Die Kaufhäuser

Ulrike Sammer

von Ulrike Sammer

Story

Es war für mich ein Fest, wenn ich in den 50-er-Jahren mit meiner Mutter auf die Wiener Mariahilferstrasse fuhr. Damals war es die einzige Strasse, auf der drei gro0e „Warenhäuser“ (wie man damals sagte) waren: Gerngross, Herzmansky und Stafa. Die Anziehung war allgemein sehr groß, sodass sich ein dichter Strom von Menschen aus Wien und Umgebung über den Gehsteig wälzte. Nicht wie heutzutage vor Weihnachten, sondern das ganze Jahr über. Man ging ja vor allem „Auslagen anschauen“. Nach der kargen Nachkriegszeit waren das Wunderwerke. Dass man hier vom Parterre bis in die oberen Stockwerke wirklich alles (außer Lebensmittel) bekam, war ein Paradies. Man konnte auch einfach herumgehen und alles genau betrachten, ohne dass man von eifrigen Verkäuferinnen behelligt wurde. Die waren anderswo beschäftigt um das Chaos, das die Kundinnen angerichtet hatten, wieder zu beseitigen.

Um die Interessentinnen auch ins Haus hinein zu locken, hatte man „Wühltische“ aufgestellt. Trauben von Menschen bemühten sich einen Platz an vorderster Front zu erkämpfen. Es gab vor allem billige Stoffreste, genau mit Länge und Preis ausgezeichnet. Damals nähte man meist selbst und konnte aus Stoffstücken etwas Neues billig zusammenstellen.

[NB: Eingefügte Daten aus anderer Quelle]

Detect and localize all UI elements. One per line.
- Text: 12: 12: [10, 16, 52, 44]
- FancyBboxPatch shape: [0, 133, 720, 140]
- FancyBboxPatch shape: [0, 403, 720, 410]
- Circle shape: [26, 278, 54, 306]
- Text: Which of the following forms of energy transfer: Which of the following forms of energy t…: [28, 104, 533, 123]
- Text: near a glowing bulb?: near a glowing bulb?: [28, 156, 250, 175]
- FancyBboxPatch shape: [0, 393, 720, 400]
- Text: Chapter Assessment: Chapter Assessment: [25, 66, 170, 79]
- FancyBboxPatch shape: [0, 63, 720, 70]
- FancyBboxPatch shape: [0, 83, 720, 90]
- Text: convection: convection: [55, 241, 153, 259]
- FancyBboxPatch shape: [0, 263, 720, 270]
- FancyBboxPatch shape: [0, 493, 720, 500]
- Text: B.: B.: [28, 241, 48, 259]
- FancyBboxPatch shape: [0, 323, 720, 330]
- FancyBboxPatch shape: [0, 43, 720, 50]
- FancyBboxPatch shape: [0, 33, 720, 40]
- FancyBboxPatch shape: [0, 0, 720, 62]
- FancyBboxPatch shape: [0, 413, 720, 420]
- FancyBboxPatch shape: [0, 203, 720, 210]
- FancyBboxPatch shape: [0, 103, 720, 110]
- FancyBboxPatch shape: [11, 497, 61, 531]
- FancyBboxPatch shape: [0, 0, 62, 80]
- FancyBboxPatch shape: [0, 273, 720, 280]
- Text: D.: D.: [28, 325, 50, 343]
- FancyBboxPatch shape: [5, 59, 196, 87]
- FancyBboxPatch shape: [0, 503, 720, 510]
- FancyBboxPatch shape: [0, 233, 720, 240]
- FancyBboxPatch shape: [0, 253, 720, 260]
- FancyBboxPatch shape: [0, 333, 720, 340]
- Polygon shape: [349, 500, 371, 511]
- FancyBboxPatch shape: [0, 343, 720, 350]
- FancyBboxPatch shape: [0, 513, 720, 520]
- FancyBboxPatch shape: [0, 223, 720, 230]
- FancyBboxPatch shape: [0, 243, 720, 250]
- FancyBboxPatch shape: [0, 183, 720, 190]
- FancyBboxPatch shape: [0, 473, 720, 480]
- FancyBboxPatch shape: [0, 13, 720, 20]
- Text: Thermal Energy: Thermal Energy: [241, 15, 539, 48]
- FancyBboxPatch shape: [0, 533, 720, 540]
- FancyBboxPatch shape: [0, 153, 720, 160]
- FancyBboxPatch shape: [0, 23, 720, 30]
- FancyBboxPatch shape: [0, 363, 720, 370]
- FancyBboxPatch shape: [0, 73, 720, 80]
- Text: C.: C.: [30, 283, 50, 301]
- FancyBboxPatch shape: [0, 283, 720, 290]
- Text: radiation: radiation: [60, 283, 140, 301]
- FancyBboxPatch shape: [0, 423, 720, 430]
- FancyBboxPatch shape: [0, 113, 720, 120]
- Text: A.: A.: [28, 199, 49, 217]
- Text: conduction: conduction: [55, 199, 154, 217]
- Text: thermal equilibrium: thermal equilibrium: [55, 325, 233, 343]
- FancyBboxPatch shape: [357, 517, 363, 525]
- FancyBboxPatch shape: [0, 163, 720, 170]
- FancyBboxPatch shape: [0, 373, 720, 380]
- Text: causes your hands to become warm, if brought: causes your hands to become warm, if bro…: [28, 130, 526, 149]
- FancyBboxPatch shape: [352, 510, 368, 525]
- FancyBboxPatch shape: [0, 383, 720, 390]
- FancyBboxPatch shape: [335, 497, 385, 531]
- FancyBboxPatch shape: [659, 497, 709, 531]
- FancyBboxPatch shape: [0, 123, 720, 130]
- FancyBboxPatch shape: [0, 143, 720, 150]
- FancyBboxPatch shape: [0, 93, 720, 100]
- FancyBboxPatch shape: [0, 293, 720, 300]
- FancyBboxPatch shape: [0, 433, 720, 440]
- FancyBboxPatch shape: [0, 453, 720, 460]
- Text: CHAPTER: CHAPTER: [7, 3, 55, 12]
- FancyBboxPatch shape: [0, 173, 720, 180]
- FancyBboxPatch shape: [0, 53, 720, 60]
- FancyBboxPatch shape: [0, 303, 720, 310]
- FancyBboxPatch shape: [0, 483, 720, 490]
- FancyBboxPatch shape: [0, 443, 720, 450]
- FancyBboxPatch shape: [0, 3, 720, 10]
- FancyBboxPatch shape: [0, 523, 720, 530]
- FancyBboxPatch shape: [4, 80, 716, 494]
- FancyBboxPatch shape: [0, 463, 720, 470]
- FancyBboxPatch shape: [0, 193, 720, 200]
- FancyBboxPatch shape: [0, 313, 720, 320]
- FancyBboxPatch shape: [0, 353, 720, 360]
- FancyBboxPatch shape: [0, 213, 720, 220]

In vielen Haushalten gab es noch alte Singer- oder Pfaff- Tretnähmaschinen. So auch bei uns. Die Gier der potentiellen Schneiderinnen war groß – auch bei meiner Mutter. (Ich besitze auch jetzt noch einen Sack voll mit größeren Stoffen, die aber nie vernäht wurden, da man langsam immer öfter zu fertigen Kleidungsstücken griff).

Besonders reizvoll war die Parfumerieabteilung. Die Düfte waren atemberaubend. Ich kannte ja damals nur Nivea-Creme. Später benutzte ich auch die Wimperntusche „La bella nussy“.

An Parfums war mir nur „chat noir“ geläufig. Aber in dieser wunderbaren Abteilung gab es auch Probefläschchen, mit denen man etwas auf ein kleines weißes Kärtchen sprühen konnte. Dann fächelte man ein bisschen in der Luft umher und schnupperte. Diese Mischung nahm einem fast den Atem.

Nun gab es aber noch eine Attraktion, die man unbedingt ausprobieren musste: Es gab hier die erste Rolltreppe. Sie war schmal und ging nur hinauf. Jede Stufe war etwas wackelig und machte ein komisches Geräusch. Ich sah ängstliche Neulinge, wie sie sich an den Handlauf klammerten. Oben angekommen musste man schnell sein und herausspringen. Manche hatten Angst, dass ihre Schuhe sonst hängenbleiben und sie zu Sturz kommen könnten.

Hinunter musste man über die breite, pompöse, geschwungene Treppe, denn es sollte ja möglichst viel in den Stockwerken bewundert werden.

Nach dem Stress des Gedränges und der allzu vielen Eindrücke, gönnten sich meine Mutter und ich einen Besuch im nahen „Quisisana“. Auch solche Selbstbedienungsrestaurants hatte man vorher nicht gesehen. Ich freute mich schon die ganze Zeit auf ein Mayonaise-Ei oder eine Schinkenrolle.